Serge Allegrezza ne mentionne pas ces chiffres, sûrement parce qu’ils invalideraient sa théorie de verdissement miracle de l’économie. Difficile en effet de parler de décarbonation de l’économie Luxembourgeoise alors que l’empreinte carbone ne baisse pas. C’est aussi impressionnant qu’un régime sans perte de poids. Non seulement les émissions ne baissent pas, mais elle se maintiennent à un niveau beaucoup trop élevé. L’empreinte Luxembourgeoise fait 2,3 fois l’empreinte moyenne au sein de l’UE, 3,8 fois l’empreinte moyenne mondiale, et 12 fois la cible des 1,9 tCO2e par an/habitant des scénarios à 1,5 °C.
La tribune mentionne vaguement « l’utilisation des ressources (dont l’énergie) ». Parlons-en. Le document de la STATEC (p. 16) annonce un découplage entre PIB et empreinte matière[3] à partir de 2010. Mais en niveau absolu, le volume de ressources extraites en 2020 est strictement le même que dix ans plus tôt. C’est ce qu’on appelle un découplage par le haut, une situation où le PIB augmente sans que la variable écologique ne diminue. C’est une tendance qui a beau ravir certains économistes, elle ne sert absolument à rien en termes d’écologie.
Ce qui compte, c’est le volume total de ressources extraites, soit 24,9 tonnes par an/habitant en 2020 selon la STATEC. Dans la base de données d’Eurostat, le Luxembourg est cité comme un pays n’ayant pas réussi à faire baisser son empreinte matière pendant la dernière décennie (estimée à 32-44 tonnes par an/habitant). Là encore, c’est l’une des empreintes les plus lourdes du monde. C’est la troisième la plus élevée dans l’UE ; elle fait plus de deux fois la moyenne mondiale, et même en prenant son estimation la plus basse, elle reste entre 4 et 8 fois au-dessus du niveau maximum théorique qu’il ne faudrait idéalement pas dépasser.
Même situation pour l’eau. La STATEC révèle un découplage entre le volume d’eau extraite et la population : « malgré une population en hausse de presque de 28,6 %, le volume d’eau extraite par habitant montre une réduction de quelque 24,2 % ». Une fois encore, le message est trompeur. Une autre façon de lire le même graphique serait de dire que le Luxembourg n’a pas réussi à faire baisser sa consommation totale d’eau. Même tendance pour l’utilisation d’engrais chimiques, avec des niveaux qui stagnent depuis 2010, et pour le volume total de déchets générés qui a légèrement augmenté depuis 2004. Le rapport célèbre un découplage entre la consommation énergétique totale et l’augmentation de la population sans remarquer que le Luxembourg consomme plus d’énergie qu’il y a 20 ans.

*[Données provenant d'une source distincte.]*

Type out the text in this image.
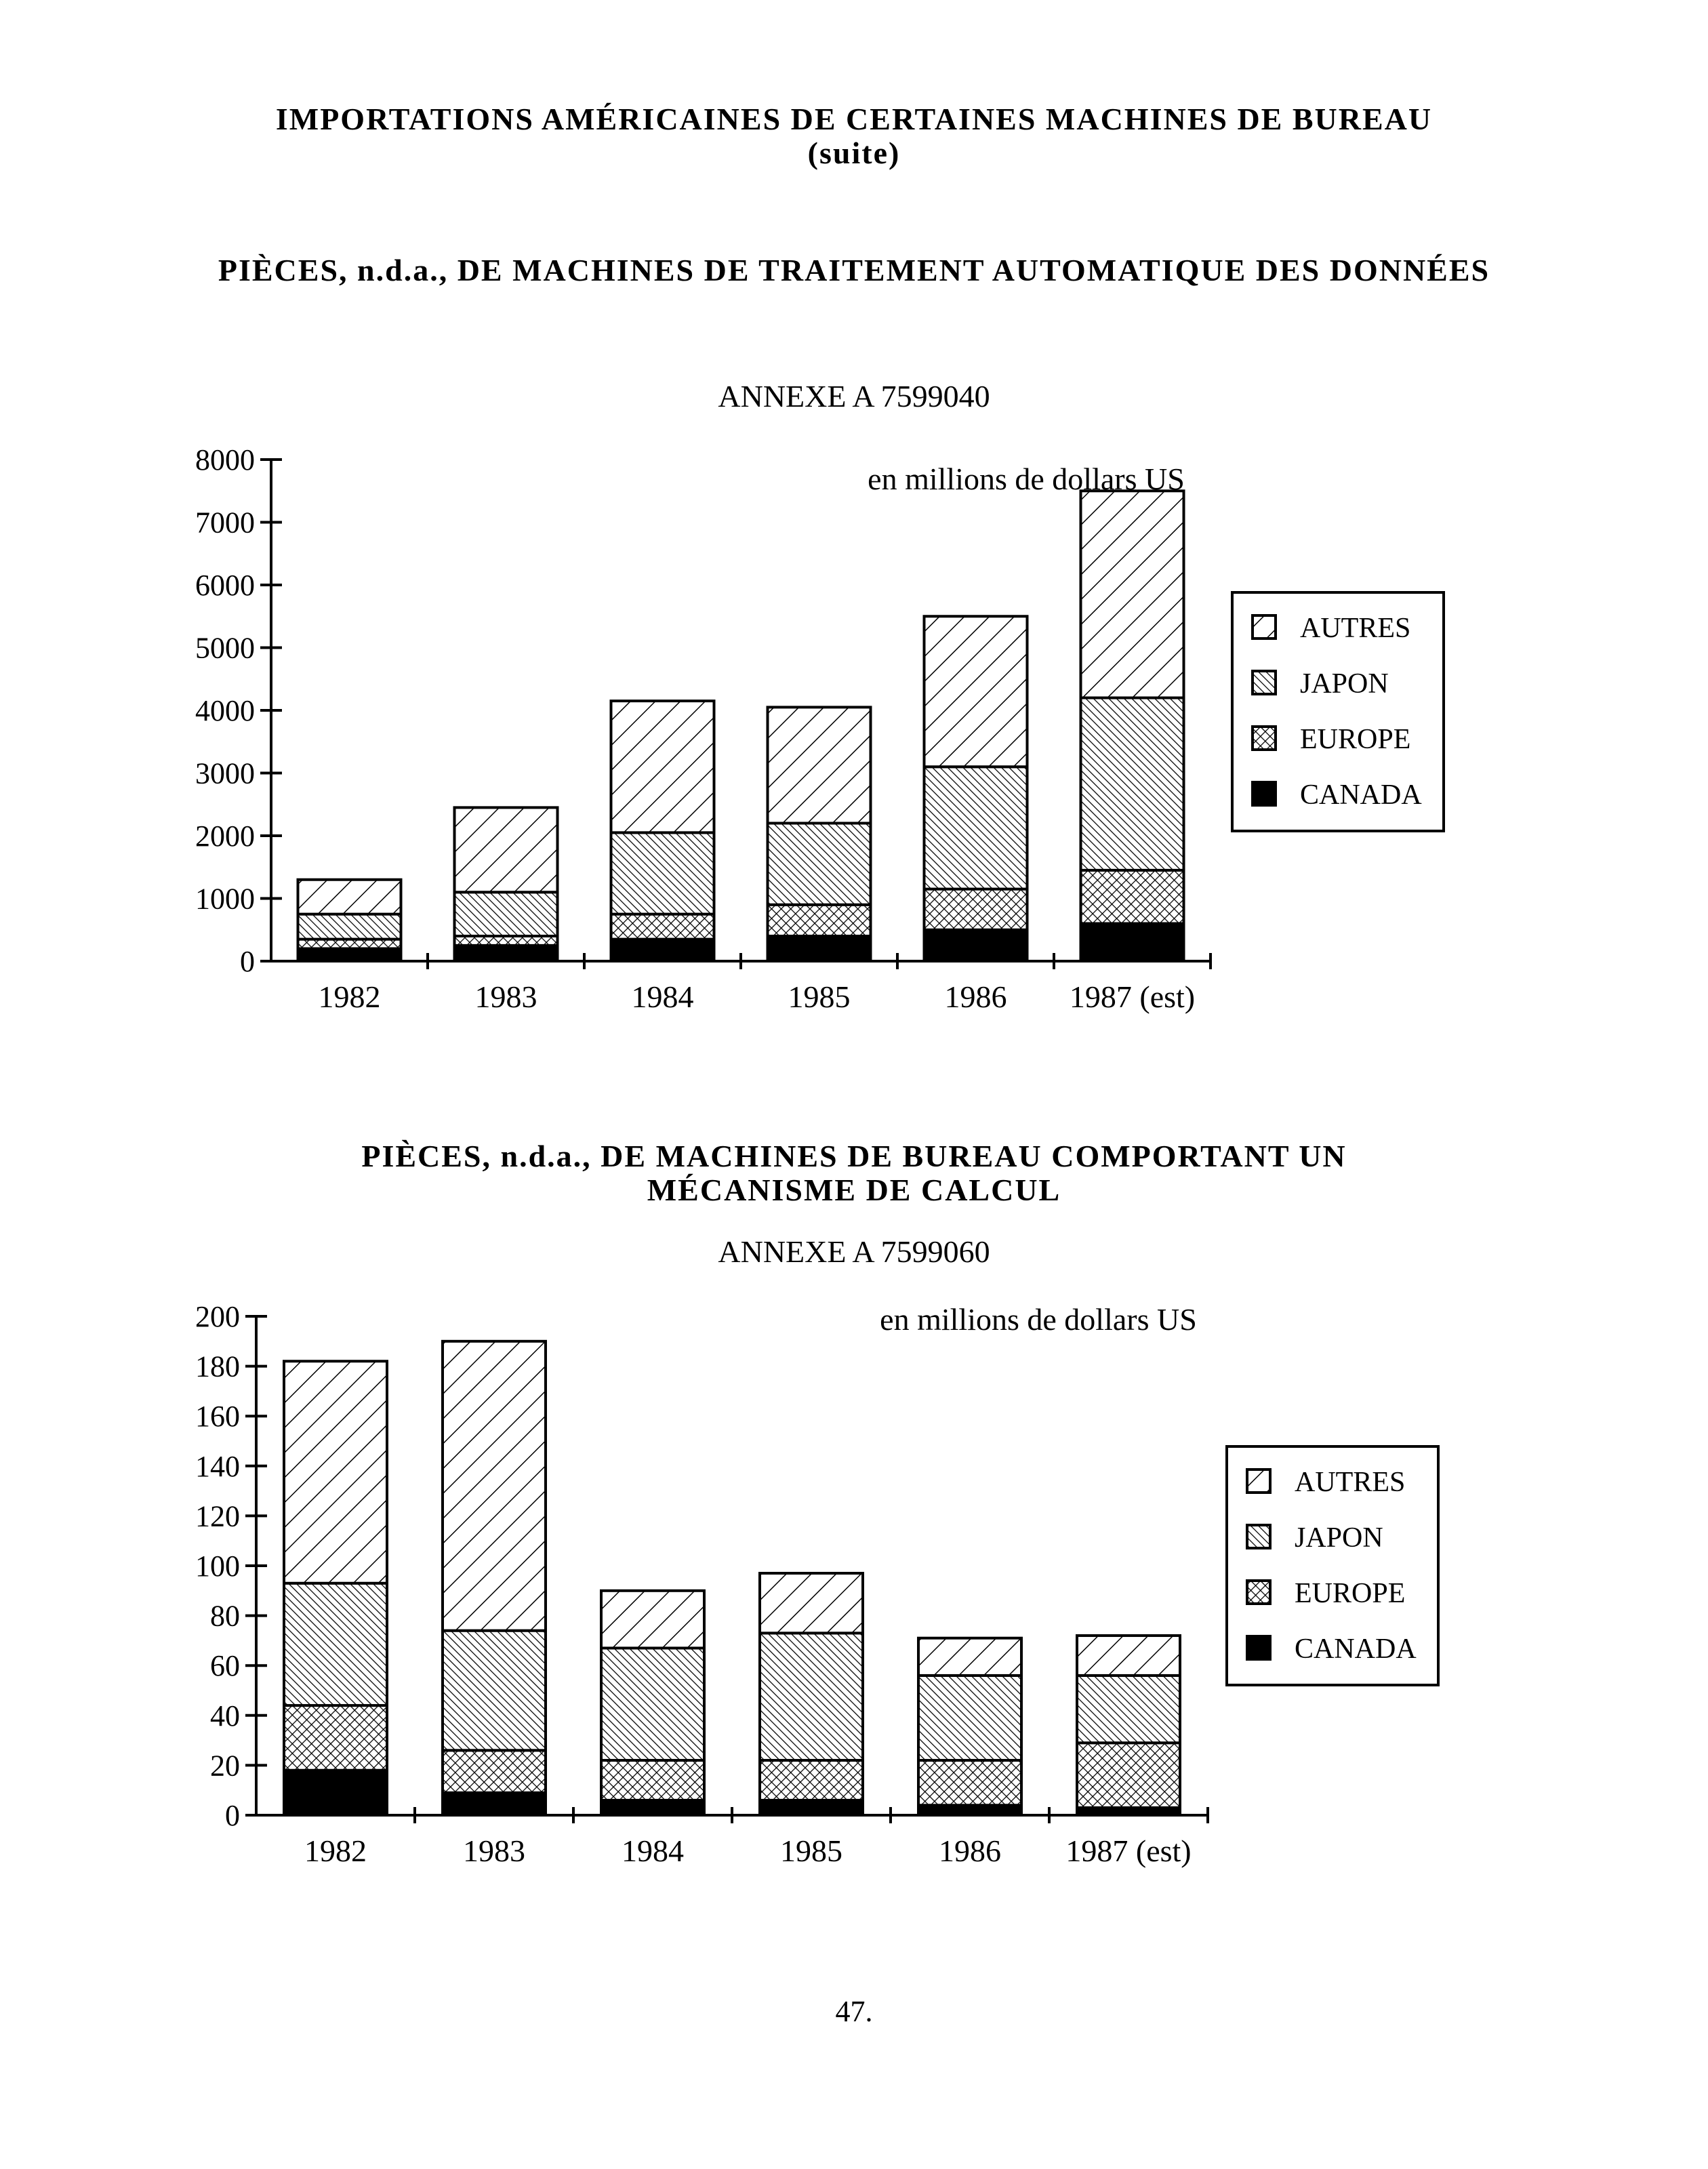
IMPORTATIONS AMÉRICAINES DE CERTAINES MACHINES DE BUREAU
(suite)
PIÈCES, n.d.a., DE MACHINES DE TRAITEMENT AUTOMATIQUE DES DONNÉES
ANNEXE A 7599040
0
1000
2000
3000
4000
5000
6000
7000
8000
1982	1983	1984	1985	1986 1987 (est)
en millions de dollars US
AUTRES
JAPON
EUROPE
CANADA
PIÈCES, n.d.a., DE MACHINES DE BUREAU COMPORTANT UN
MÉCANISME DE CALCUL
ANNEXE A 7599060
0
20
40
60
80
100
120
140
160
180
200
1982	1983	1984	1985	1986 1987 (est)
en millions de dollars US
AUTRES
JAPON
EUROPE
CANADA
47.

Résultat des courses. Après l’Irlande, le Luxembourg est le deuxième pays le moins écologiquement soutenable d’Europe. En prenant en compte l’ensemble de ses pressions environnementales, son empreinte atteint 393 % son budget écologique soutenable. Le pays n’a réussi à baisser ni son empreinte carbone, ni son empreinte matière, ni son empreinte eau, ni sa consommation d’énergie, ni son volume de déchets, ni sa consommation d’engrais. Niveau transition écologique, on aura vu mieux. Le Luxembourg est un bon exemple d’un pays en dépassement de ses limites planétaires qui ne parvient pas à baisser son empreinte. Dit autrement, un candidat parfait pour la décroissance.
Les promesses des modèles
Pendant ma conférence, j’avais partagé mes inquiétudes concernant les scénarios de modélisation. Ceux qui travaillent avec des modèles le savent bien, on peut les utiliser pour dire à peu près n’importe quoi. C’est important de le noter car c’était l’unique ligne de défense de Serge Allegrezza lors du débat : un scénario de la STATEC aurait soi-disant démontré la possibilité du découplage au Luxembourg.[4]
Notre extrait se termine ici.